Of course, Lakoff cautions that it's not just the language itself that matters: "[I]deas are primary--and the language carries those ideas, evokes those ideas." So, language reflects our mindset: If we change the language, then we can change how people think. This is where liberals and progressives have gotten in trouble, Lakoff argues. They make the mistake of sifting out the facts, while ignoring the reality that debating in a conservative frame only reinforces it. To change those red states to blue, then, progressives have to change minds by first reframing the debate. If, as Ludwig Wittgenstein wrote, "[T]he limits of my language are the limits of my world," then the limits of my language apparently are also the limits of my ability to win an election.
I am not a cognitive linguist (the limits of my expertise in the field begin and end with the Wittgenstein quote above), and I cannot critique Lakoff's linguistic analysis. But I can say confidently that his political analysis is severely lacking. Don't Think of an Elephant is a small volume big on assumptions and short on the historical and political context that would shed light on why Americans respond to certain language in the ways that they do. In some places, Lakoff offers superb advice to candidates, but after reading this book--which, as a collection of many previously released articles, is disjointed and repetitive--it seems that Lakoff is primarily concerned with using linguistics to make the case for his liberal-left politics. That may bring comfort to his neighbors in Berkeley, but there's little evidence that it will win elections.
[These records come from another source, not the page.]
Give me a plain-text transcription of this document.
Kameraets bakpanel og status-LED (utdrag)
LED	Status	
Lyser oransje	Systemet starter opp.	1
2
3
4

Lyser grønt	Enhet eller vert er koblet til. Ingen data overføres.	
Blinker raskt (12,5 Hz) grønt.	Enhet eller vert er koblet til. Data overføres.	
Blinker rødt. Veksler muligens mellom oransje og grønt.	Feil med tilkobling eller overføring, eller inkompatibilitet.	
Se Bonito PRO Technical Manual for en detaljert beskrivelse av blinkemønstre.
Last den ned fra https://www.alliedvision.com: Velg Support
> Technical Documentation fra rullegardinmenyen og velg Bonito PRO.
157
The heart of Lakoff's argument is that the roots of political debate in America stem from competing notions of the family: the "strict father" and the "nurturant parent." Conservatives are strict fathers who want to "protect the family in the dangerous world, support the family in the difficult world, and teach [their] children right from wrong." They have a clear model of what it means to be a good person--one must do what's right, pursue one's self-interest in order to prosper, and become self-reliant. This path is not just a way to prosperity, but a way toward morality. In this, Lakoff finds the conservative justification for cutting social programs (why reward those who can't help themselves) and to pursue a unilateral foreign policy (a strict father is a moral authority who tells others what to do).
Progressives, says Lakoff, are nurturant parents who believe in empathy and responsibility. Like good gender-neutral nurturant parents, they care for their children and thus want to protect them and make sure that they can live happy, fulfilled lives. Lakoff goes as far as to say that it's a "moral responsibility to teach your child to be a happy, fulfilled person who wants others to be happy and fulfilled." From this moral charge there follows a whole roster of progressive values that Lakoff lays out--freedom, opportunity, prosperity, community-building, honesty, trust--as well as six distinct types of progressives, from identity-politics activists to environmentalists to "spiritual progressives" who include "pagan members of Wicca."